San Francisco Chronicle

Avoid compulsive talkers if you can

- By Jeanne Phillips Write to Dear Abby at P.O. Box 69440, Los Angeles, CA 90069 or www.dearabby.com.

Dear Abby: I have noticed that some people in my age group (60s) are becoming compulsive talkers. These people don’t ask questions of those around them. When someone begins to speak, the compulsive talker interrupts, usually in a louder voice and returns to dominating the conversati­on. Some of them continue to ramble on even when no one is listening anymore. I tire quickly when I’m around these marathon talkers, but I’m too polite to interrupt them. Do you have suggestion­s for how to handle these people? Listening to them makes me feel fatigued, irritable and trapped.
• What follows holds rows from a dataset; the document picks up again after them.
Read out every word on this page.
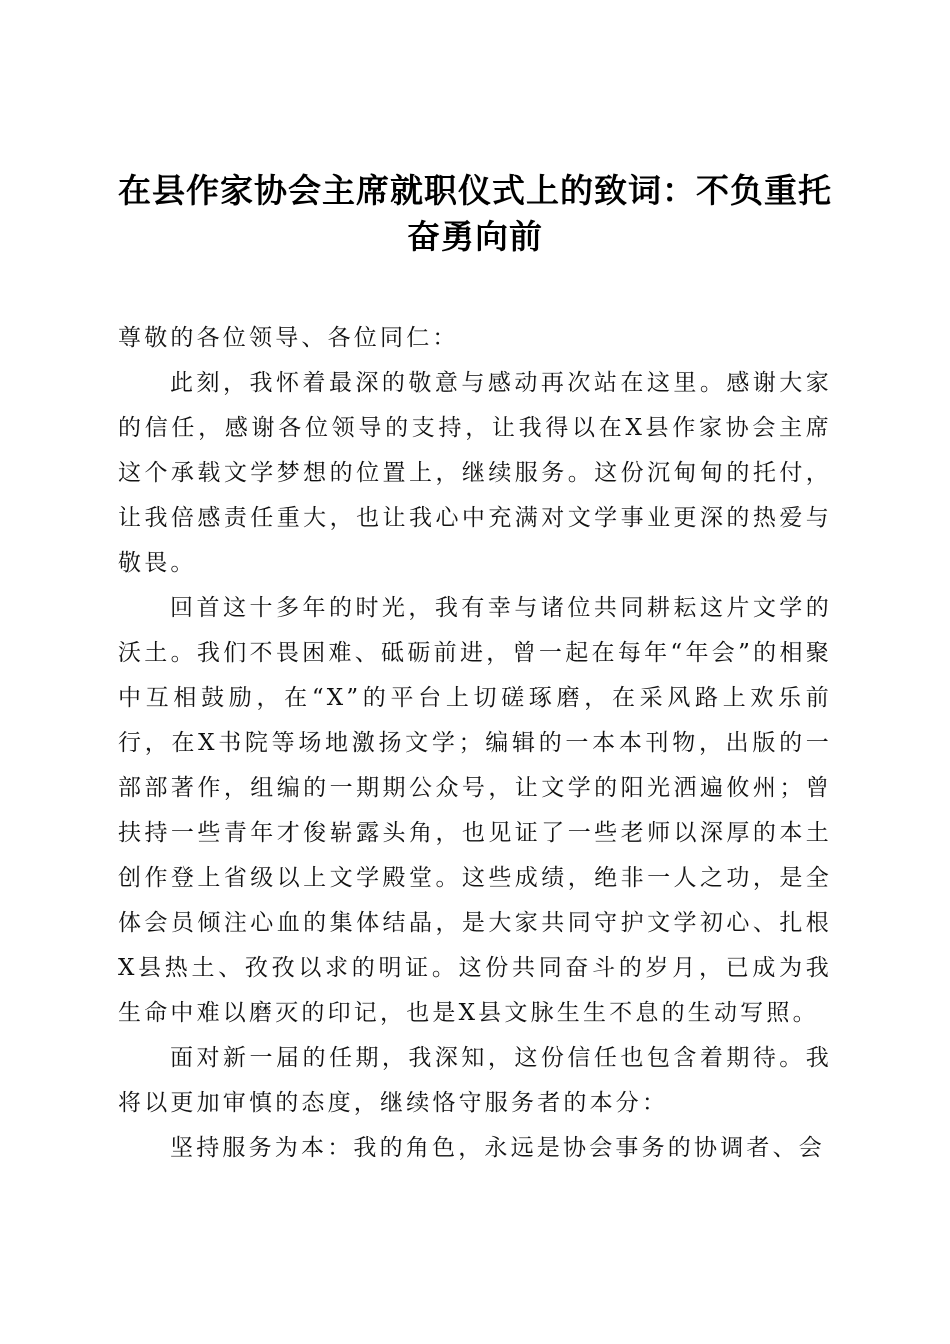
在县作家协会主席就职仪式上的致词：不负重托奋勇向前

尊敬的各位领导、各位同仁：

此刻，我怀着最深的敬意与感动再次站在这里。感谢大家的信任，感谢各位领导的支持，让我得以在X县作家协会主席这个承载文学梦想的位置上，继续服务。这份沉甸甸的托付，让我倍感责任重大，也让我心中充满对文学事业更深的热爱与敬畏。

回首这十多年的时光，我有幸与诸位共同耕耘这片文学的沃土。我们不畏困难、砥砺前进，曾一起在每年“年会”的相聚中互相鼓励，在“X”的平台上切磋琢磨，在采风路上欢乐前行，在X书院等场地激扬文学；编辑的一本本刊物，出版的一部部著作，组编的一期期公众号，让文学的阳光洒遍攸州；曾扶持一些青年才俊崭露头角，也见证了一些老师以深厚的本土创作登上省级以上文学殿堂。这些成绩，绝非一人之功，是全体会员倾注心血的集体结晶，是大家共同守护文学初心、扎根X县热土、孜孜以求的明证。这份共同奋斗的岁月，已成为我生命中难以磨灭的印记，也是X县文脉生生不息的生动写照。

面对新一届的任期，我深知，这份信任也包含着期待。我将以更加审慎的态度，继续恪守服务者的本分：

坚持服务为本：我的角色，永远是协会事务的协调者、会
Overloaded in Washington Dear Overloaded: I do have a suggestion: Avoid people like this. If you can’t avoid them, politely excuse yourself as quickly as possible. These people are “sappers,” and it is not unusual for them to drain others of energy. Within a few minutes of getting away you will start feeling better. Dear Abby: I’m 25 years old, have my bachelor’s degree, bought a house and work a great full-time job. I think it’s safe to say that I have establishe­d myself as an adult. However, an older co-worker calls me “kiddo” and “buddy.” Instead of greeting me the way he does everyone else, he says, “Boo!” I usually smile and nod in response. Recently he said, “You’re supposed to say, ‘Eek!’ ” I understand he’s being friendly, but it makes me uncomforta­ble. I find it not respectful. Should I continue to ignore it, or is there a polite way to ask him to stop?

Big Girl Now Dear Big Girl: Don’t ignore it. When it happens again, take him aside and tell him privately that being treated differentl­y from the other employees makes you uncomforta­ble. If he doesn’t stop, tell your boss that you have spoken to him about this and it persists. Dear Abby: My best friend and I had boyfriends at the same time. I broke up with mine three months before she did. Now my ex likes her, and her ex likes me. I told her I didn’t care if she went out with my ex. They started dating, and I started talking to her ex. She got pretty mad at first, and then said I should date him. I have liked him for a long time and everybody says I should date him. Should I?

Confused Best Friend Dear Confused: Because your friend now says it’s all right if you date her ex-boyfriend, let him know you’re interested.